昨年開催された特別展昆虫MANIACでは、ジョロウグモが10年ほど前にアメリカに侵入し現地では外来種として話題になっていることを取り上げました。このクモは国内では広く一般的にみられる種、いわゆる普通種ですが、興味深い事例に遭遇したこともあります。上の写真は、道路脇に張った網に引っかかった、日本一美しい蛾として有名なサツマニシキを捕食しているところです。サツマニシキは実は毒を持っており、綺麗で目立つ外観は警告色とも考えられます。しかしジョロウグモには関係がないようです。こうした毒を持つ獲物に一体どのように対応しているのか気になります。
(動物研究部:奥村賢一)

1月9日

国際量子科学技術年に寄せて
仁科芳雄が長岡半太郎に宛てた手紙(1928年1月27日付)(当館所蔵)

あけましておめでとうございます。突然ですが、2025年は国連が宣言した「国際量子科学技術年」。現代のサイエンスの基盤の一つである「量子力学」と呼ばれる微視的世界の理論が、およそ100年前に建設されたことを記念するもので、各国で様々なイベントが企画されています。当館には、日本の物理学者たちがこの新理論とその構築に当時どのように反応し、あるいは関わったかを伝えるいくつかの資料があります。ここでご紹介するのは、仁科芳雄が1928年に長岡半太郎に宛てた手紙。微視的世界の探究を牽引したコペンハーゲンのニールス・ボーアのもとで、錚々たる物理学者らと肩を並べて研究した留学中の仁科は、学界を率いる長岡に、ボーアを日本に招待すべきだと力説しています(1937年に実現)。「日本の物理界が刺戟を受けて直接の利益ある」とともに「将来の日本の物理学を欧米に紹介しその親善を増し進歩を早める上に於て間接の利益ある事と存ぜられ候」などとその理由をあげています。
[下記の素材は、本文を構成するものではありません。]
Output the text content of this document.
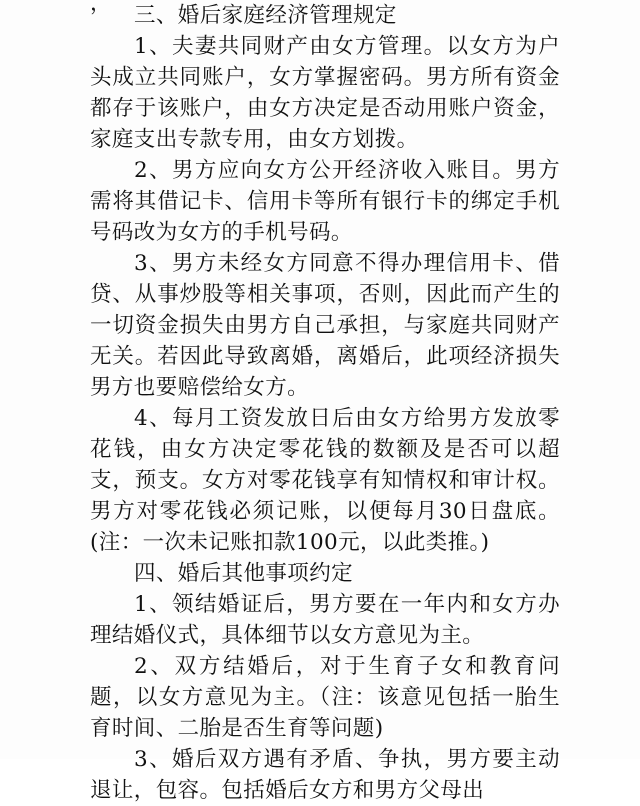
，	三、婚后家庭经济管理规定

1、夫妻共同财产由女方管理。以女方为户头成立共同账户，女方掌握密码。男方所有资金都存于该账户，由女方决定是否动用账户资金，家庭支出专款专用，由女方划拨。

2、男方应向女方公开经济收入账目。男方需将其借记卡、信用卡等所有银行卡的绑定手机号码改为女方的手机号码。

3、男方未经女方同意不得办理信用卡、借贷、从事炒股等相关事项，否则，因此而产生的一切资金损失由男方自己承担，与家庭共同财产无关。若因此导致离婚，离婚后，此项经济损失男方也要赔偿给女方。

4、每月工资发放日后由女方给男方发放零花钱，由女方决定零花钱的数额及是否可以超支，预支。女方对零花钱享有知情权和审计权。男方对零花钱必须记账，以便每月30日盘底。(注：一次未记账扣款100元，以此类推。)

四、婚后其他事项约定

1、领结婚证后，男方要在一年内和女方办理结婚仪式，具体细节以女方意见为主。

2、双方结婚后，对于生育子女和教育问题，以女方意见为主。（注：该意见包括一胎生育时间、二胎是否生育等问题)

3、婚后双方遇有矛盾、争执，男方要主动退让，包容。包括婚后女方和男方父母出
新たな理論を伝え広めようとするだけでない、日本の物理学界の未来を思う仁科の熱意が伝わる手紙です。
(理工学研究部・河野洋人)

1月2日

小さな歯の持ち主は?
小型哺乳類は骨が化石として残りにくい分、小さいけど頑丈な歯が研究ツールになります。堆積物をふるいがけして集めた砂粒を顕微鏡で丹念に見るという気の遠くなるような作業で歯を探していきます。顕微鏡をのぞくと、鉱物の破片、木片、種子、魚の歯や骨、何か全くわからないものなど、たくさんの情報が目の中に飛び込んできます。ピンセットで粒をはじきながら探すので最初は乗り物酔いのようになることも。先日「この地層からは小さい哺乳類は出てこない」という前評判を覆し、ボランティアさんが小さな哺乳類の歯を探し当て(写真中央の下)、びっくりしました。ネズミ、コウモリ、モグラ、ハリネズミとも異なる変わった特徴があり、該当するような現生種が見当たらない...これが2度目のびっくりです。化石の年代はおよそ1800万年前。どんな動物の歯なのか、なんとか答えを探したいと思います。